Hacker News new | ask | show | jobs
by stubish 12 days ago
The article doesn't mention the biggest problem with serializable isolation. At every commit, you need handle the possibility of a serialization exception and retry the transaction. Traditionally devs and frameworks don't, so your application works fine during development and staging but starts failing under load. It makes commit failures normal, rather than an 'oh shit' problem because your disk has filled or someone has tripped over a network cable.

And how do you retry transactions? Then you hit another issue when using multiple datastores, where you need to learn about two-phase commit and the joys of manually keeping datastores in sync that don't support it (eg. filesystems).

And the locks, if you dare run batch updates along with web requests. The long running transactions lock everything they read, blocking short transactions. Because that is exactly what you asked for. Again, you will miss this during development and only notice under load.

So sure, you might avoid some data consistency issues if your data model and update patterns hit the edge cases. In practice, the reason details about serializable are not well known is the cases are rare. Using it gives you safety (maybe that rare case is your case!), but everything needs to be carefully designed around it.

4 comments

A bigger issue is scalability. Note that this blog post claims YugabyteDB uses serializable as the default isolation level, but if we look at the latest version of their docs it seems they backed off that and at some point the default became snapshot isolation, and then they backed off again and for new databases the default is read committed i.e. the same as Postgres and Oracle:

https://docs.yugabyte.com/stable/explore/transactions/isolat...

So they do allow write skew anomalies.

This happens because serializability requires the database to track every read and intersect them with every write, meaning every node in a distributed cluster must be aware of what every other node is doing. That hurts scalability and performance badly; it's one reason Oracle doesn't support true serializability (the other being that almost no existing DB backed apps can tolerate transaction aborts, as you observe).

There are other issues too. With pessimistic locking you can get deadlocks, but if you deadlock your app the database can detect that and get it moving again by rolling one of the transactions back. It surfaces to the user as a bug that they can easily monitor for and diagnose. With optimistic locking+retry, which serializability basically requires, you can get livelock. Livelock is terrible, the cluster appears to be busy doing useful work but just gets slower and slower. There's not good ways to automatically detect it, at least not in any app framework I've ever encountered.

Disclosure: in the Oracle DB group, opinions are my own and not that of the company. I actually argue with my manager about this topic sometimes, lol.

My experience just differs from you so much. Two of my employers extensively use serializable isolation and the code to handle retries is automatic. It helps that there are other reasons for retrying the transaction, like load shedding. The only bug I’ve observed is when a colleague forgot that the transaction could retry and the code wrote some logs to disk multiple times; it wasn’t even a correctness bug just a performance bug.
I'd say I had worse problems than many due to mixing long and short transactions on the same db. Which is something you need to avoid anyway if possible. The main webapp I dealt with also handled retries automatically, so we could do schema migrations live (with carefully crafted DML and other backend systems shutdown). I think we kept the webapp read committed (PostgreSQL backend), because that system didn't need the consistency guarantees.

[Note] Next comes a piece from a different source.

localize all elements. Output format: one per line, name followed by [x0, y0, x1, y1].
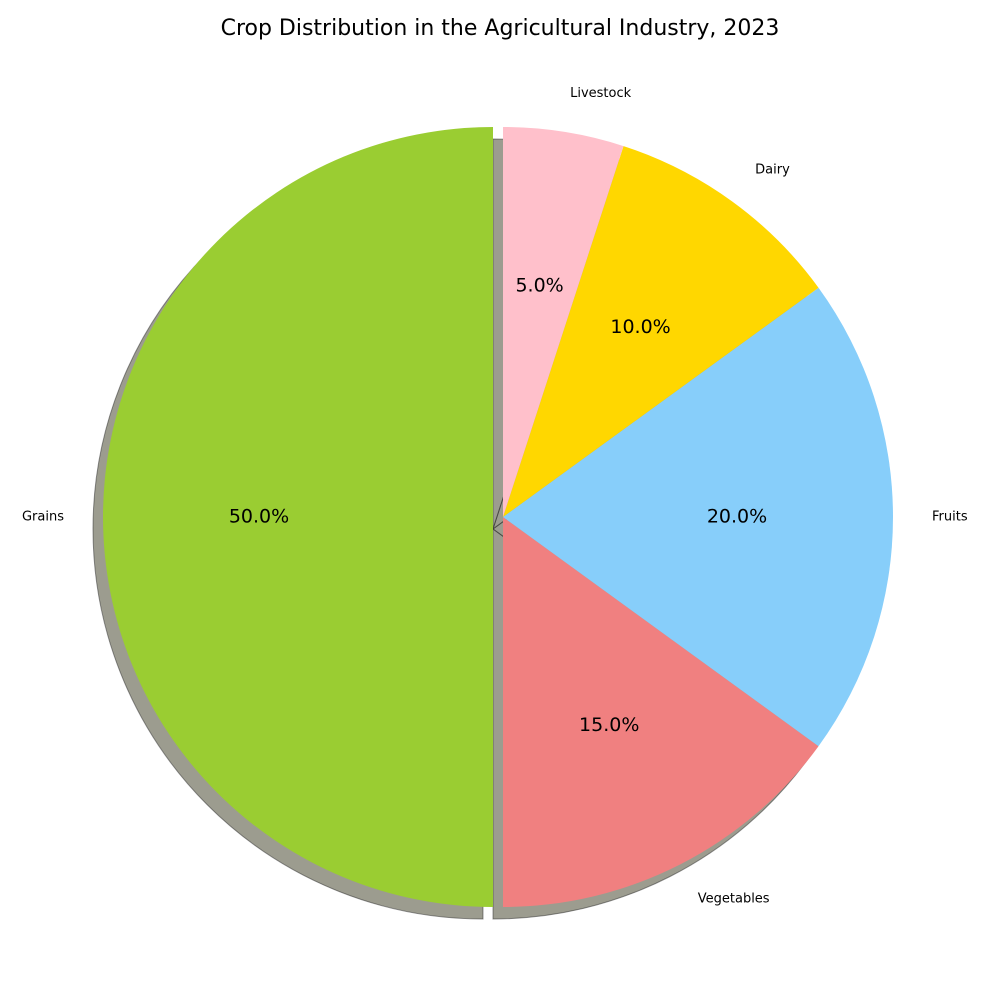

Personally, I don't think databases or database libraries should specify a default isolation level at all, and that it needs to be explicitly specified. But legacy code and backwards compatibility and new user experience and all that. I think most of the issues I pointed out come down to needing to be aware of the consequences of your choices, or not even being aware that a choice has been made that can be very hard to change retroactively.

> At every commit, you need handle the possibility of a serialization exception and retry the transaction.

Yeah, but it seems so strange to me. Imagine if a database simply executed all transactions serially. Then there would be no serialization anomalies (though it would be slow, yada yada). So it seems serializable isolation presents a facade of serial execution, but only like, half a facade. You have to deal with the leak in the abstraction yourself and it's surprising to everyone who hears about it for the first time. I wonder why this choice was made.

In SQLite all writes are serialisable by default and it scales really well. I think having a single writer is what makes the big difference here.